Penetrating Keratoplasty: Technique and Indications
Penetrating keratoplasty (PK) — the replacement of all five layers of the cornea with a full-thickness donor button — remains the procedure of choice when the pathology involves Descemet's membrane and the endothelium, or when advanced scarring makes lamellar dissection unsafe or impractical.
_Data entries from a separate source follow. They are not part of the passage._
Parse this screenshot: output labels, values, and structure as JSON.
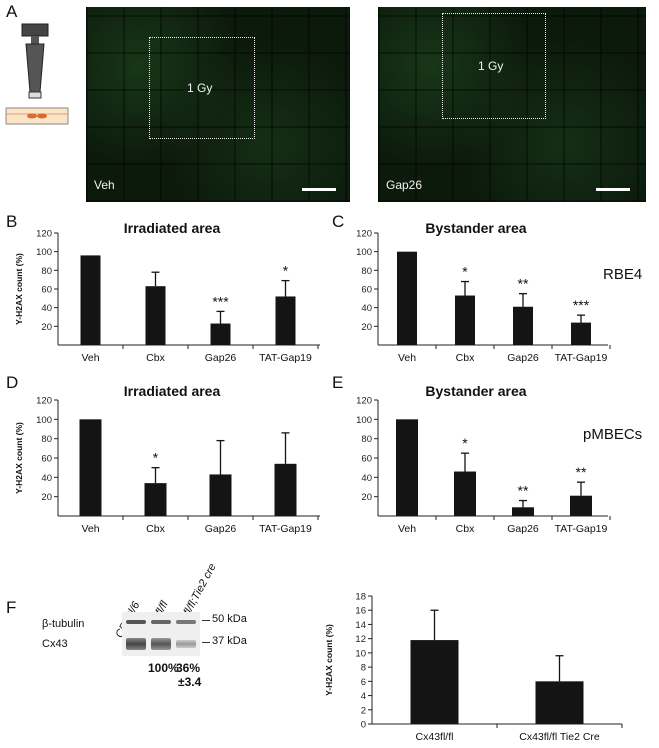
{
  "panels": {
    "a": "A",
    "b": "B",
    "c": "C",
    "d": "D",
    "e": "E",
    "f": "F"
  },
  "micrographs": [
    {
      "condition": "Veh",
      "box_label": "1 Gy"
    },
    {
      "condition": "Gap26",
      "box_label": "1 Gy"
    }
  ],
  "cell_labels": {
    "rbe4": "RBE4",
    "pmbecs": "pMBECs"
  },
  "blot": {
    "lanes": [
      "C57Bl/6",
      "Cx43fl/fl",
      "Cx43fl/fl;Tie2 cre"
    ],
    "rows": [
      "β-tubulin",
      "Cx43"
    ],
    "markers": [
      "50 kDa",
      "37 kDa"
    ],
    "quant": [
      "100%",
      "36%",
      "±3.4"
    ]
  },
  "chart_data": [
    {
      "id": "B",
      "type": "bar",
      "title": "Irradiated area",
      "ylabel": "Y-H2AX count (%)",
      "ylim": [
        0,
        120
      ],
      "yticks": [
        20,
        40,
        60,
        80,
        100,
        120
      ],
      "categories": [
        "Veh",
        "Cbx",
        "Gap26",
        "TAT-Gap19"
      ],
      "values": [
        96,
        63,
        23,
        52
      ],
      "errors": [
        0,
        15,
        13,
        17
      ],
      "significance": [
        "",
        "",
        "***",
        "*"
      ]
    },
    {
      "id": "C",
      "type": "bar",
      "title": "Bystander area",
      "ylabel": "",
      "ylim": [
        0,
        120
      ],
      "yticks": [
        20,
        40,
        60,
        80,
        100,
        120
      ],
      "categories": [
        "Veh",
        "Cbx",
        "Gap26",
        "TAT-Gap19"
      ],
      "values": [
        100,
        53,
        41,
        24
      ],
      "errors": [
        0,
        15,
        14,
        8
      ],
      "significance": [
        "",
        "*",
        "**",
        "***"
      ]
    },
    {
      "id": "D",
      "type": "bar",
      "title": "Irradiated area",
      "ylabel": "Y-H2AX count (%)",
      "ylim": [
        0,
        120
      ],
      "yticks": [
        20,
        40,
        60,
        80,
        100,
        120
      ],
      "categories": [
        "Veh",
        "Cbx",
        "Gap26",
        "TAT-Gap19"
      ],
      "values": [
        100,
        34,
        43,
        54
      ],
      "errors": [
        0,
        16,
        35,
        32
      ],
      "significance": [
        "",
        "*",
        "",
        ""
      ]
    },
    {
      "id": "E",
      "type": "bar",
      "title": "Bystander area",
      "ylabel": "",
      "ylim": [
        0,
        120
      ],
      "yticks": [
        20,
        40,
        60,
        80,
        100,
        120
      ],
      "categories": [
        "Veh",
        "Cbx",
        "Gap26",
        "TAT-Gap19"
      ],
      "values": [
        100,
        46,
        9,
        21
      ],
      "errors": [
        0,
        19,
        7,
        14
      ],
      "significance": [
        "",
        "*",
        "**",
        "**"
      ]
    },
    {
      "id": "F",
      "type": "bar",
      "title": "",
      "ylabel": "Y-H2AX count (%)",
      "ylim": [
        0,
        18
      ],
      "yticks": [
        0,
        2,
        4,
        6,
        8,
        10,
        12,
        14,
        16,
        18
      ],
      "categories": [
        "Cx43fl/fl",
        "Cx43fl/fl Tie2 Cre"
      ],
      "values": [
        11.8,
        6.0
      ],
      "errors": [
        4.2,
        3.6
      ],
      "significance": [
        "",
        ""
      ]
    }
  ]
}
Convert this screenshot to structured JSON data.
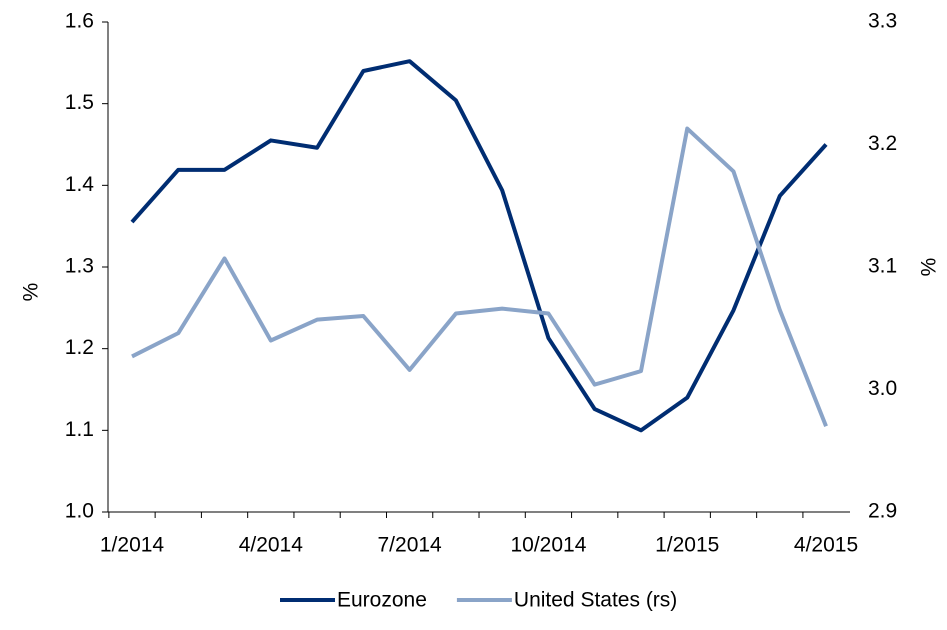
{
  "chart_data": {
    "type": "line",
    "categories": [
      "1/2014",
      null,
      null,
      "4/2014",
      null,
      null,
      "7/2014",
      null,
      null,
      "10/2014",
      null,
      null,
      "1/2015",
      null,
      null,
      "4/2015"
    ],
    "y_label": "%",
    "y2_label": "%",
    "ylim": [
      1.0,
      1.6
    ],
    "yticks": [
      {
        "value": 1,
        "label": "1.0"
      },
      1.1,
      1.2,
      1.3,
      1.4,
      1.5,
      1.6
    ],
    "y2lim": [
      2.9,
      3.3
    ],
    "y2ticks": [
      2.9,
      {
        "value": 3,
        "label": "3.0"
      },
      3.1,
      3.2,
      3.3
    ],
    "legend": "bottom",
    "series": [
      {
        "name": "Eurozone",
        "color": "#002d72",
        "values": [
          1.355,
          1.419,
          1.419,
          1.455,
          1.446,
          1.54,
          1.552,
          1.504,
          1.394,
          1.213,
          1.126,
          1.1,
          1.14,
          1.247,
          1.387,
          1.45
        ]
      },
      {
        "name": "United States (rs)",
        "color": "#8aa4c8",
        "axis": "y2",
        "values": [
          3.027,
          3.046,
          3.107,
          3.04,
          3.057,
          3.06,
          3.016,
          3.062,
          3.066,
          3.062,
          3.004,
          3.015,
          3.213,
          3.178,
          3.065,
          2.97
        ]
      }
    ]
  }
}
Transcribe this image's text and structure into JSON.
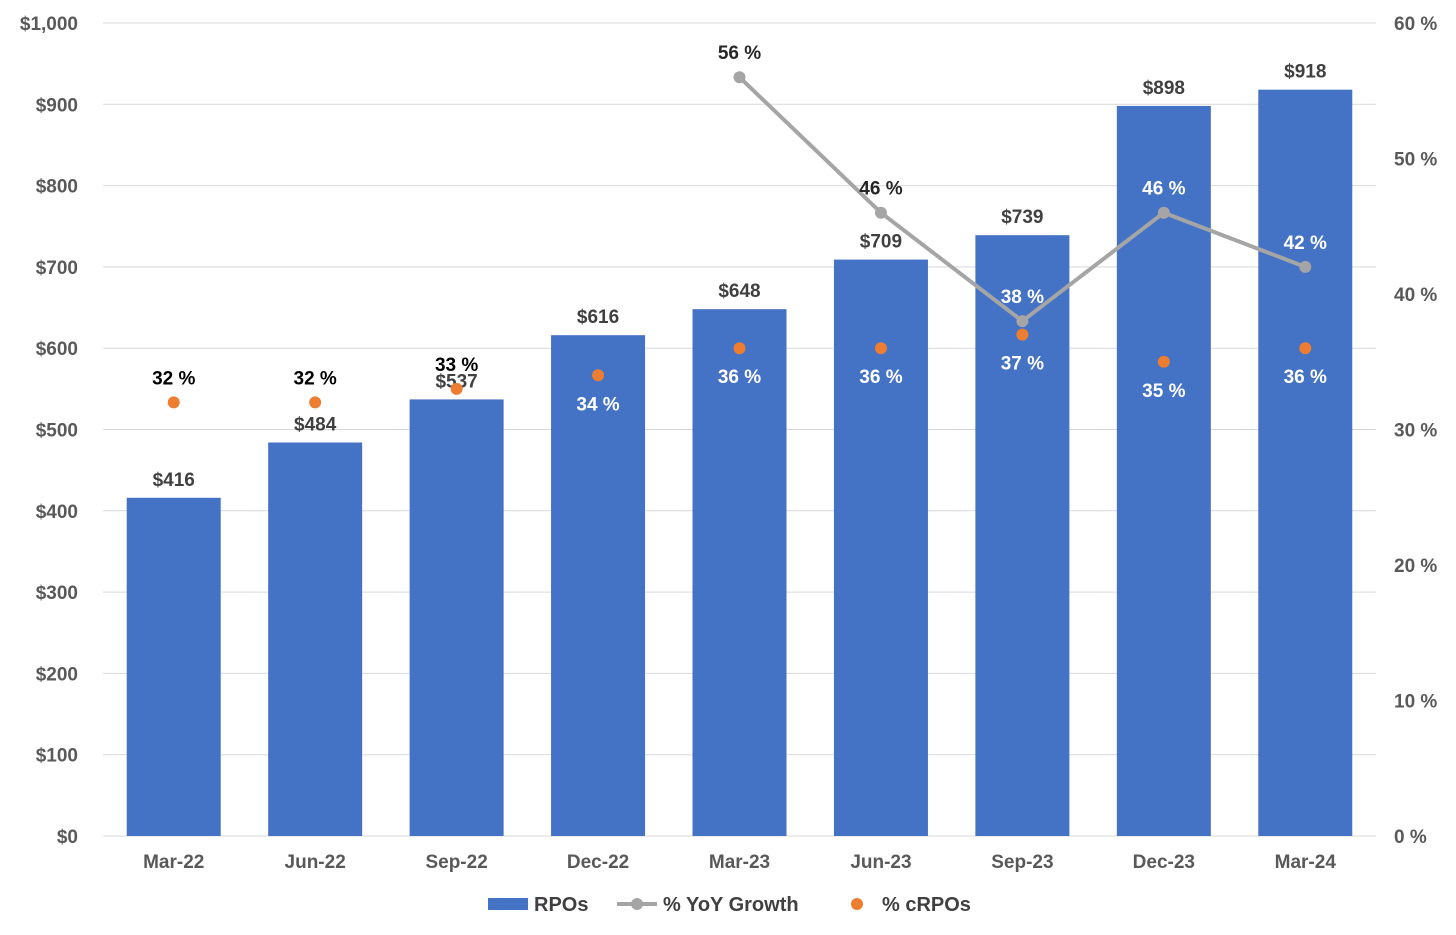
{
  "chart_data": {
    "type": "bar",
    "categories": [
      "Mar-22",
      "Jun-22",
      "Sep-22",
      "Dec-22",
      "Mar-23",
      "Jun-23",
      "Sep-23",
      "Dec-23",
      "Mar-24"
    ],
    "series": [
      {
        "name": "RPOs",
        "type": "bar",
        "axis": "left",
        "color": "#4472C4",
        "values": [
          416,
          484,
          537,
          616,
          648,
          709,
          739,
          898,
          918
        ],
        "labels": [
          "$416",
          "$484",
          "$537",
          "$616",
          "$648",
          "$709",
          "$739",
          "$898",
          "$918"
        ]
      },
      {
        "name": "% YoY Growth",
        "type": "line",
        "axis": "right",
        "color": "#A5A5A5",
        "values": [
          null,
          null,
          null,
          null,
          56,
          46,
          38,
          46,
          42
        ],
        "labels": [
          "",
          "",
          "",
          "",
          "56 %",
          "46 %",
          "38 %",
          "46 %",
          "42 %"
        ]
      },
      {
        "name": "% cRPOs",
        "type": "scatter",
        "axis": "right",
        "color": "#ED7D31",
        "values": [
          32,
          32,
          33,
          34,
          36,
          36,
          37,
          35,
          36
        ],
        "labels": [
          "32 %",
          "32 %",
          "33 %",
          "34 %",
          "36 %",
          "36 %",
          "37 %",
          "35 %",
          "36 %"
        ]
      }
    ],
    "y_left": {
      "lim": [
        0,
        1000
      ],
      "ticks": [
        "$0",
        "$100",
        "$200",
        "$300",
        "$400",
        "$500",
        "$600",
        "$700",
        "$800",
        "$900",
        "$1,000"
      ]
    },
    "y_right": {
      "lim": [
        0,
        60
      ],
      "ticks": [
        "0 %",
        "10 %",
        "20 %",
        "30 %",
        "40 %",
        "50 %",
        "60 %"
      ]
    },
    "grid": true,
    "legend": {
      "position": "bottom",
      "entries": [
        "RPOs",
        "% YoY Growth",
        "% cRPOs"
      ]
    }
  }
}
The surgical technique: Under general or local anaesthesia, the recipient cornea is trephined (a circular cutting instrument) to remove a button typically 7.5–8.5 mm in diameter, centred on the corneal apex. A same-sized or 0.25 mm oversized donor button is prepared from the donor eye (or preserved corneoscleral rim stored in the eye bank). The donor button is sutured into the host bed with 16 interrupted 10-0 nylon sutures, or a running suture, or a combination — the sutures are placed in a precise radially symmetric pattern to minimise induced astigmatism. At the end of the procedure, the anterior chamber is reformed with balanced salt solution. Sutures are typically removed selectively 12–18 months postoperatively once the graft is stable.
Indications for PK:
- Full-thickness corneal pathology where Descemet's membrane and endothelium are involved or uncertain — e.g., dense leukoma from healed fungal keratitis where scar depth extends to or through Descemet's
- Adherent leukoma (leukoma adherens) — the iris-cornea adhesion cannot be managed by lamellar surgery
- Failed DALK attempt — if Descemet's perforates during DALK surgery, conversion to PK is required intraoperatively
- Therapeutic keratoplasty for uncontrolled fungal keratitis with imminent perforation
- Some cases of keratoconus with corneal hydrops (acute oedema from Descemet's rupture) where DALK is no longer feasible
Rejection risk: Unlike DALK, PK transplants all five layers including the donor endothelium, which expresses MHC class II antigens recognised by host T-lymphocytes. Endothelial rejection can occur at any time — weeks to decades after surgery — and requires lifelong vigilance. Patients are maintained on long-term topical steroids (prednisolone 0.5% or fluorometholone 0.1% once or twice daily for years) to suppress rejection. In vascularised host corneas, systemic immunosuppression (mycophenolate, systemic steroids) may be added.